Two children playing on the beach are pulling on an inner tube. One exerts a force of 45 N [N]. The other exerts a force of 60 N [SW]. What is the net force acting on the tube?
Break the second force into a S and a W vector. The S subtracts from the original N vector. With that resultant, add to the W vector.
To find the net force acting on the tube, we need to combine the forces exerted by each child. Since the forces are given in both magnitude and direction, we will use vector addition.
First, let's convert the force exerted by the second child from a magnitude and direction to its horizontal and vertical components. We can use trigonometry to do this.
The force exerted by the second child is 60 N at a direction of southwest (SW). Since southwest is at a 45-degree angle from north (assuming north is the positive y-direction), we can use the following equations:
horizontal component = magnitude * cos(angle)
vertical component = magnitude * sin(angle)
horizontal component = 60 N * cos(45°) = 60 N * 0.707 = 42.42 N [E]

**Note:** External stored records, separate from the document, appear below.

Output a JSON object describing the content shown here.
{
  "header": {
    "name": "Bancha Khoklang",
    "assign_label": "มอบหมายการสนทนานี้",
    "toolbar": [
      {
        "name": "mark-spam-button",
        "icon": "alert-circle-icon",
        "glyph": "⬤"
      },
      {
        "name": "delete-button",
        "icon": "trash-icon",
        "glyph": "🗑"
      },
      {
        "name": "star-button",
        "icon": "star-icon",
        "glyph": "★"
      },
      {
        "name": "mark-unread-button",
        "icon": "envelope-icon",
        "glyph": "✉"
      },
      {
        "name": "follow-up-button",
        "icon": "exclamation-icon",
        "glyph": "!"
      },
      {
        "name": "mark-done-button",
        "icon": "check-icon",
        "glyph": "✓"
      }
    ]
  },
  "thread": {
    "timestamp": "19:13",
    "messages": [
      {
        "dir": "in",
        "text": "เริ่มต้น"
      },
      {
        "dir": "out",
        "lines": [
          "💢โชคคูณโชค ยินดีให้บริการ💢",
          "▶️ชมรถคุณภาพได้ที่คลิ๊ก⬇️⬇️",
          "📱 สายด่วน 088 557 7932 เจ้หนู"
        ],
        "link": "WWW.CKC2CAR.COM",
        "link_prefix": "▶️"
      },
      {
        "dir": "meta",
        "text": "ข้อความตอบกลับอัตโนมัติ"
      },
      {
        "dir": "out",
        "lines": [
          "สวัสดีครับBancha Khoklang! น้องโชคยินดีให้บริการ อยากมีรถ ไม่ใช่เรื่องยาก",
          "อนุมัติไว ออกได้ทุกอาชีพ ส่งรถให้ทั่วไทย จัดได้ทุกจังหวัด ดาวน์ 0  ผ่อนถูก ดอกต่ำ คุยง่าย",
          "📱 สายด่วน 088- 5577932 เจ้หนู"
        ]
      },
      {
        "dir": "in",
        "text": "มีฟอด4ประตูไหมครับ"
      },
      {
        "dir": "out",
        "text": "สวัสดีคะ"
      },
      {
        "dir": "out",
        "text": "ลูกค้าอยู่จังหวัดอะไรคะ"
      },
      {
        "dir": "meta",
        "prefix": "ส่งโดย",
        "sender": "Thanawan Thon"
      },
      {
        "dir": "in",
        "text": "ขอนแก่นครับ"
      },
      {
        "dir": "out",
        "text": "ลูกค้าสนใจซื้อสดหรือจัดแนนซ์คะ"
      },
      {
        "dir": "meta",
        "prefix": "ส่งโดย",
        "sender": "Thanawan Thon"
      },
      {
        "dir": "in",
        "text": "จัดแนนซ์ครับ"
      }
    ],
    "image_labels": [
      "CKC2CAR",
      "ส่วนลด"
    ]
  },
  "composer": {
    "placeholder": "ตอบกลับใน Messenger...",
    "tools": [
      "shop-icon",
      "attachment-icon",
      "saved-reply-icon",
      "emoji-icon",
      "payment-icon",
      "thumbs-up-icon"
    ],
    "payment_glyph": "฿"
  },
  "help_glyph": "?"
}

vertical component = 60 N * sin(45°) = 60 N * 0.707 = 42.42 N [S]
Now we have converted the force exerted by the second child into its horizontal and vertical components: 42.42 N [E] and 42.42 N [S].
To find the net force, we need to add the horizontal and vertical components of both children's forces separately.

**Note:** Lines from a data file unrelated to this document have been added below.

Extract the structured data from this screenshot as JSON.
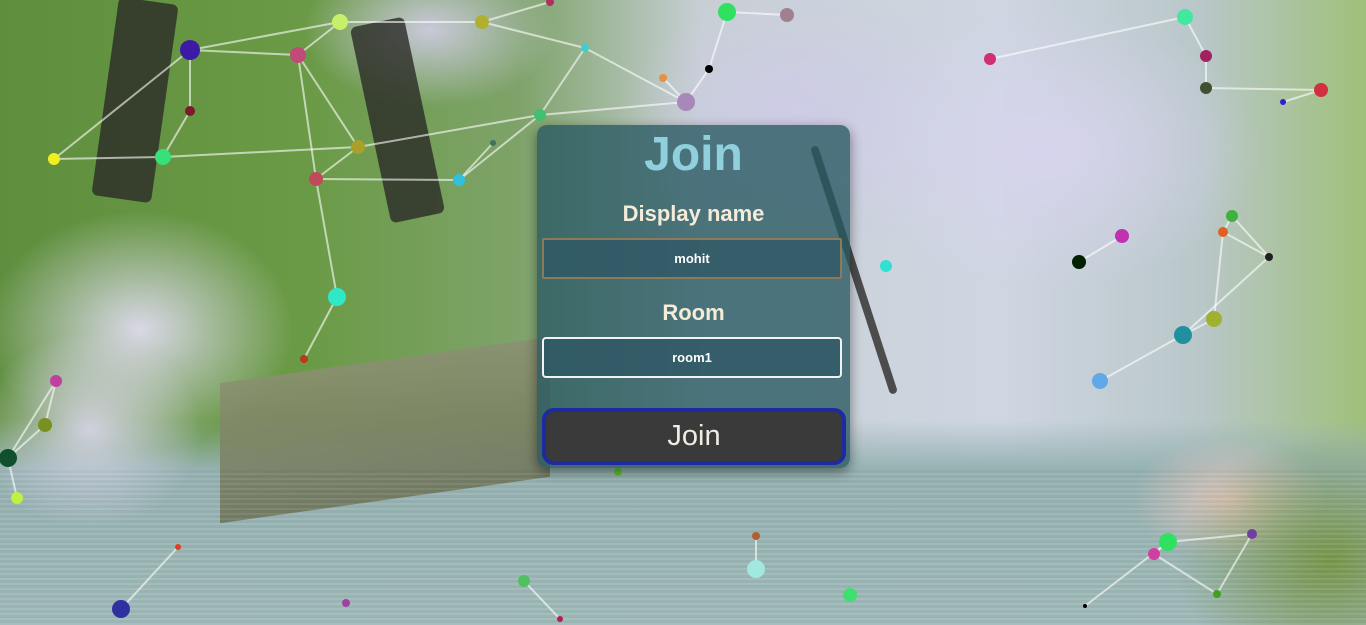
{
  "join_form": {
    "title": "Join",
    "display_name_label": "Display name",
    "display_name_value": "mohit",
    "room_label": "Room",
    "room_value": "room1",
    "join_button_label": "Join"
  },
  "theme": {
    "card_background": "#285862",
    "title_color": "#8fd0dc",
    "label_color": "#f4ecd8",
    "button_background": "#3a3a3a",
    "button_border": "#1f2aa0"
  }
}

Horizontal component of net force = 45 N + 42.42 N [E] = 87.42 N [E]
Vertical component of net force = 0 N + 42.42 N [S] = 42.42 N [S]
Finally, we need to combine the horizontal and vertical components to find the net force. We can use the Pythagorean theorem:
net force = sqrt((horizontal component)^2 + (vertical component)^2)
net force = sqrt((87.42 N)^2 + (42.42 N)^2)
net force = sqrt(7621.0564 N^2 + 1796.1764 N^2)
net force = sqrt(9417.2328 N^2)
net force = 97.03 N
Therefore, the net force acting on the tube is approximately 97.03 N.